11.1 Conceptual Core

  • A Future is a state machine with a poll method that returns Poll::Ready(T) or Poll::Pending. await is the only legal way to drive a future from inside another future.
  • async fn desugars to a function returning an anonymous type that implements Future. The compiler synthesizes the state machine from the control flow of the async block.
  • Pin<P> is a wrapper around a pointer P that promises the pointee will not be moved (in memory) until it is dropped-unless the pointee is Unpin. This is the linchpin that lets self-referential async state machines work.

11.2 Mechanical Detail

  • Why Pin? When an async function awaits, the compiler stores all locals (including references to other locals) in a single struct-the state. References to other fields of the same struct are self-references, valid only while the struct does not move. Without Pin, a Vec::push that re-allocates the state would invalidate them. Pin encodes the move-prohibition in the type system.
  • Unpin is an auto trait: a type is Unpin if it is safe to move even when pinned. Most types are Unpin. The exceptions: generators, async blocks, intrusive list nodes, self-referential structs.
  • pin! macro (stable since 1.68): pin a value on the stack ergonomically. Replaces tokio::pin! for std users.
  • The Waker: an opaque handle the runtime hands to a future so the future can signal "I'm ready to be polled again." Wakers are Clone + Send + Sync and have a wake() method.
  • Cancellation in async Rust = dropping the future. Every await point is a cancellation point. Code that holds a lock across an await and then cancels can deadlock if the lock is not async-aware. This is the single most common source of async bugs in production.

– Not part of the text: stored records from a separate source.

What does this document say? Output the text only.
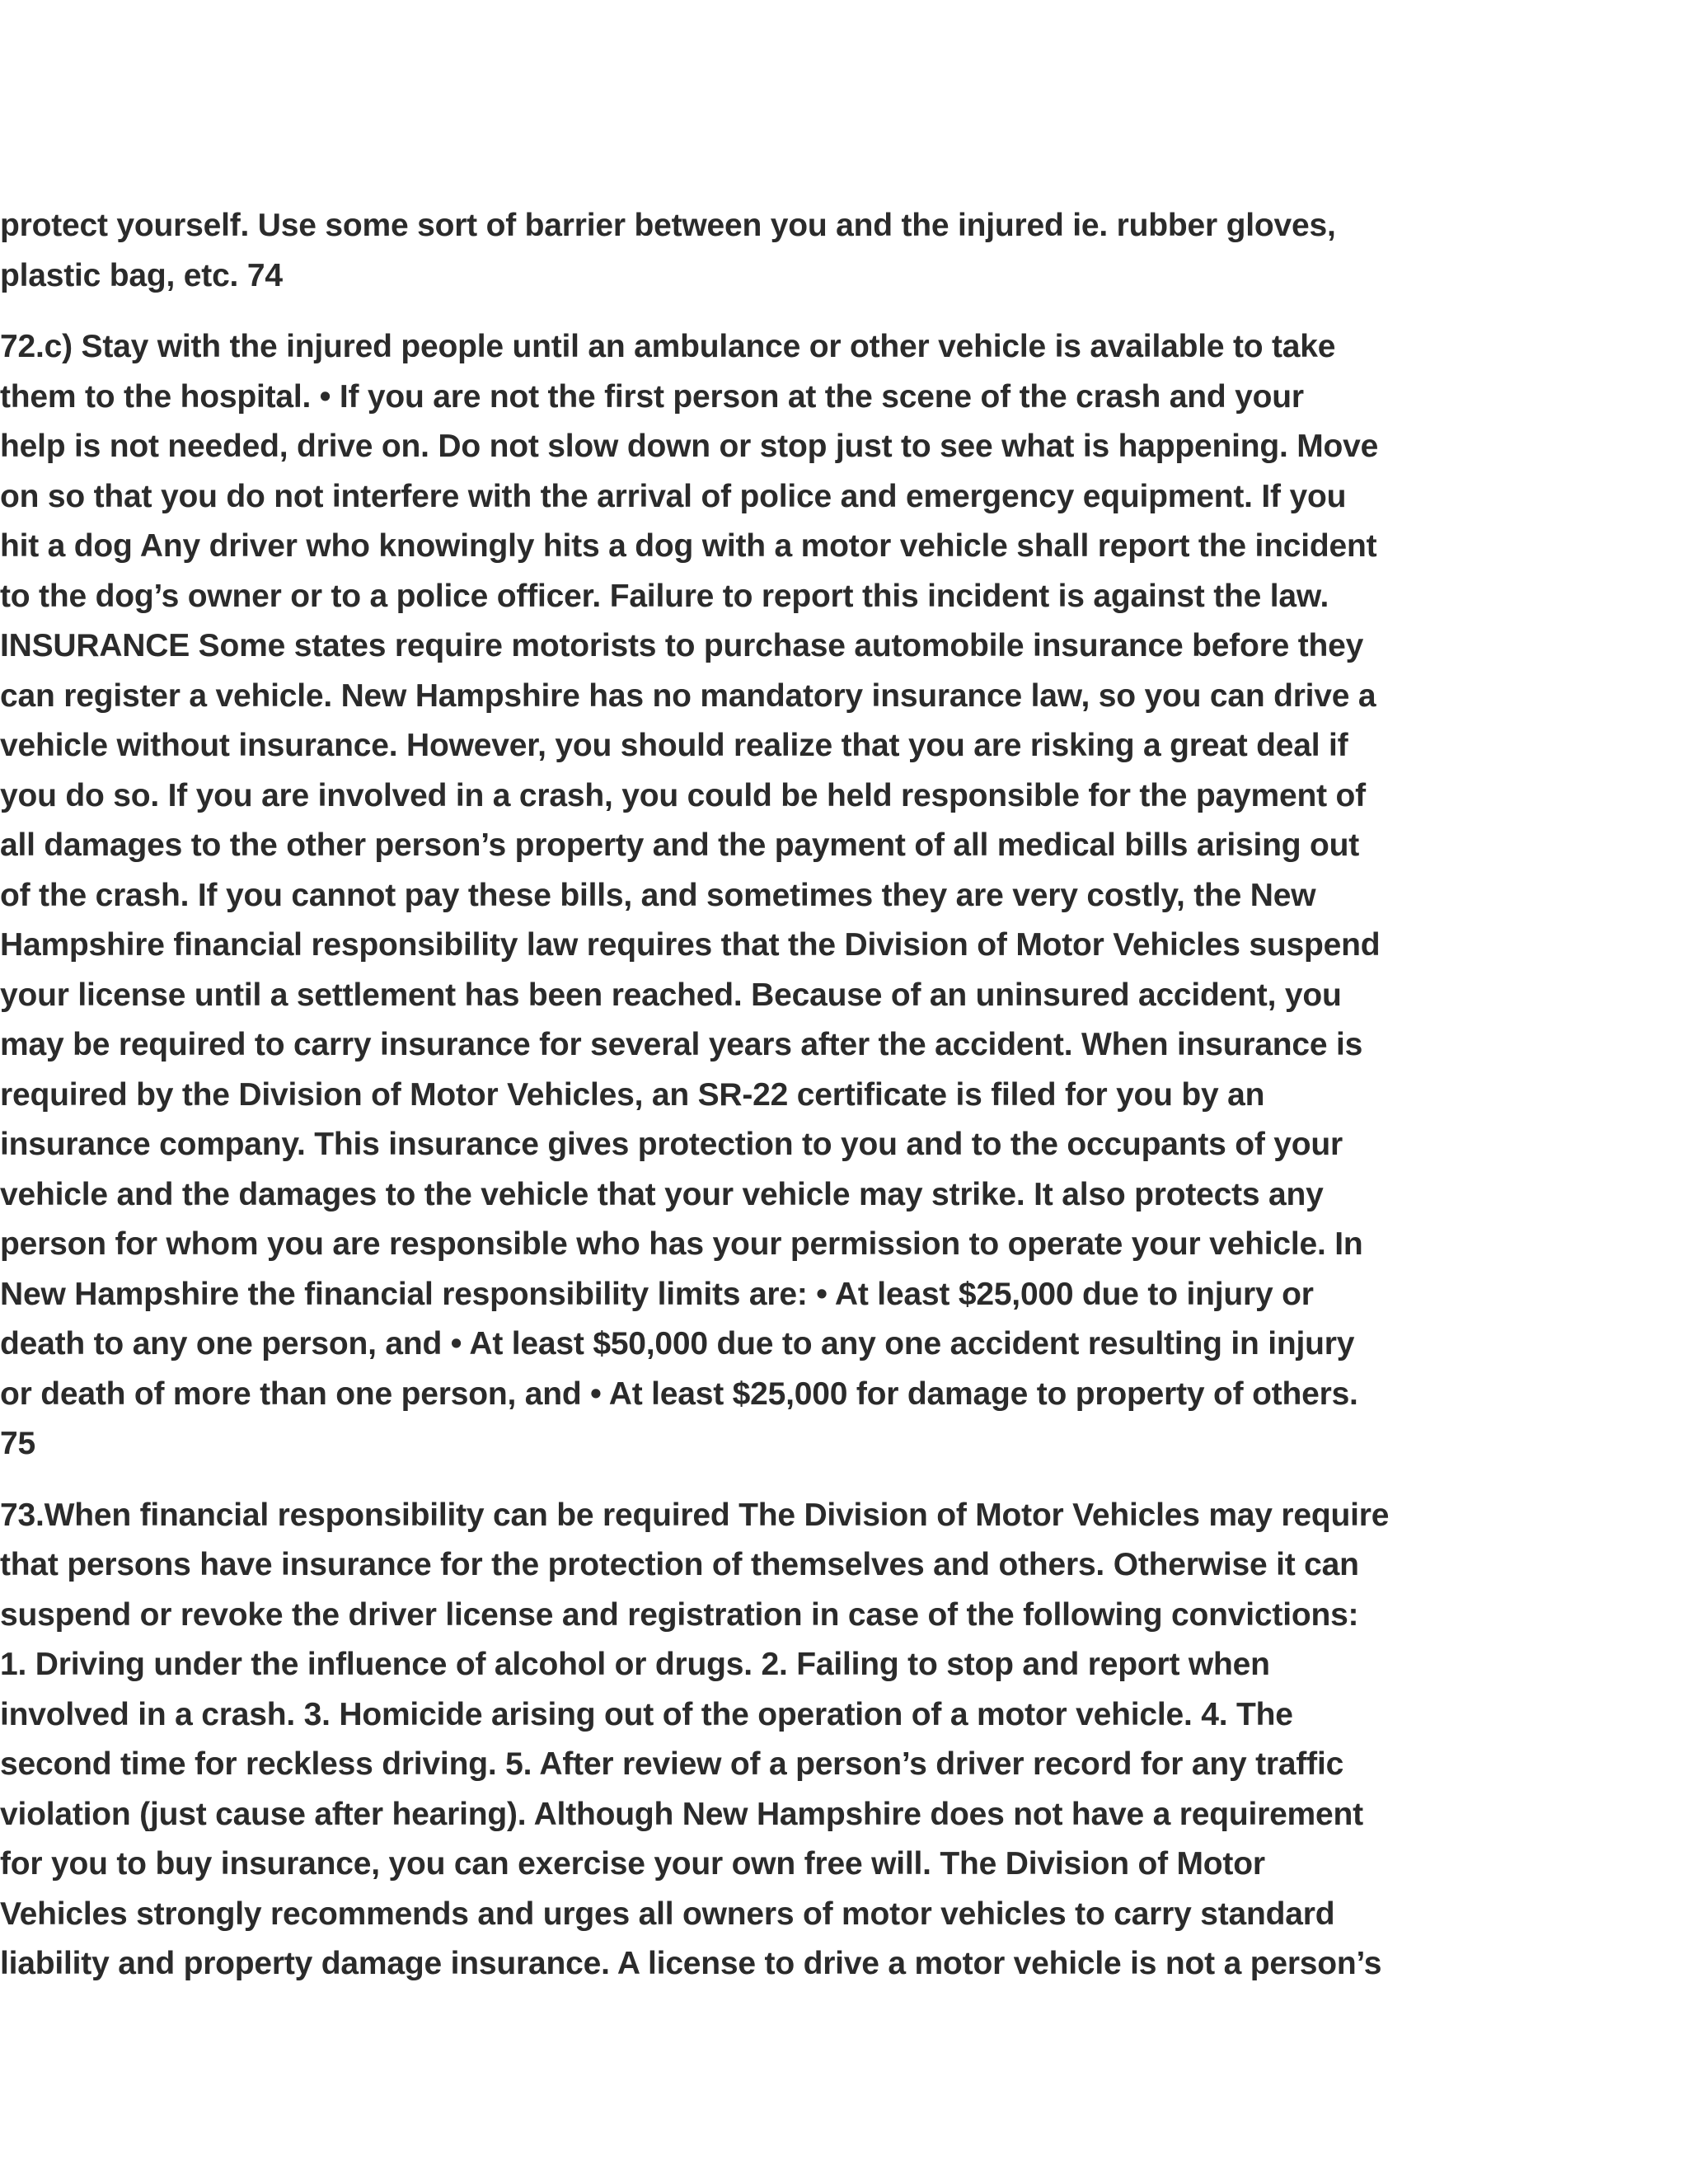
protect yourself. Use some sort of barrier between you and the injured ie. rubber gloves,
plastic bag, etc. 74

72.c) Stay with the injured people until an ambulance or other vehicle is available to take
them to the hospital. • If you are not the first person at the scene of the crash and your
help is not needed, drive on. Do not slow down or stop just to see what is happening. Move
on so that you do not interfere with the arrival of police and emergency equipment. If you
hit a dog Any driver who knowingly hits a dog with a motor vehicle shall report the incident
to the dog’s owner or to a police officer. Failure to report this incident is against the law.
INSURANCE Some states require motorists to purchase automobile insurance before they
can register a vehicle. New Hampshire has no mandatory insurance law, so you can drive a
vehicle without insurance. However, you should realize that you are risking a great deal if
you do so. If you are involved in a crash, you could be held responsible for the payment of
all damages to the other person’s property and the payment of all medical bills arising out
of the crash. If you cannot pay these bills, and sometimes they are very costly, the New
Hampshire financial responsibility law requires that the Division of Motor Vehicles suspend
your license until a settlement has been reached. Because of an uninsured accident, you
may be required to carry insurance for several years after the accident. When insurance is
required by the Division of Motor Vehicles, an SR-22 certificate is filed for you by an
insurance company. This insurance gives protection to you and to the occupants of your
vehicle and the damages to the vehicle that your vehicle may strike. It also protects any
person for whom you are responsible who has your permission to operate your vehicle. In
New Hampshire the financial responsibility limits are: • At least $25,000 due to injury or
death to any one person, and • At least $50,000 due to any one accident resulting in injury
or death of more than one person, and • At least $25,000 for damage to property of others.
75

73.When financial responsibility can be required The Division of Motor Vehicles may require
that persons have insurance for the protection of themselves and others. Otherwise it can
suspend or revoke the driver license and registration in case of the following convictions:
1. Driving under the influence of alcohol or drugs. 2. Failing to stop and report when
involved in a crash. 3. Homicide arising out of the operation of a motor vehicle. 4. The
second time for reckless driving. 5. After review of a person’s driver record for any traffic
violation (just cause after hearing). Although New Hampshire does not have a requirement
for you to buy insurance, you can exercise your own free will. The Division of Motor
Vehicles strongly recommends and urges all owners of motor vehicles to carry standard
liability and property damage insurance. A license to drive a motor vehicle is not a person’s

11.3 Lab-"An Async Channel From Scratch"

Implement a single-shot async oneshot channel: - Sender<T> has send(self, T). - Receiver<T> is Future<Output = Result<T, Cancelled>>. - Use a single Mutex<State> and a Waker slot. - Test with both tokio::test and smol::block_on. The result must be runtime-agnostic.

11.4 Idiomatic & Clippy Drill

  • clippy::async_yields_async, clippy::large_futures, clippy::unused_async. The middle lint flags futures whose state struct exceeds a kilobyte-a real performance hazard once you spawn millions.

11.5 Production Hardening Slice

  • Run your oneshot under tokio-console and console-subscriber. Confirm the future is dropped promptly on cancellation. Add tracing::instrument to every public async fn. Document the size of the generated futures with cargo +nightly rustc -- -Z print-type-sizes.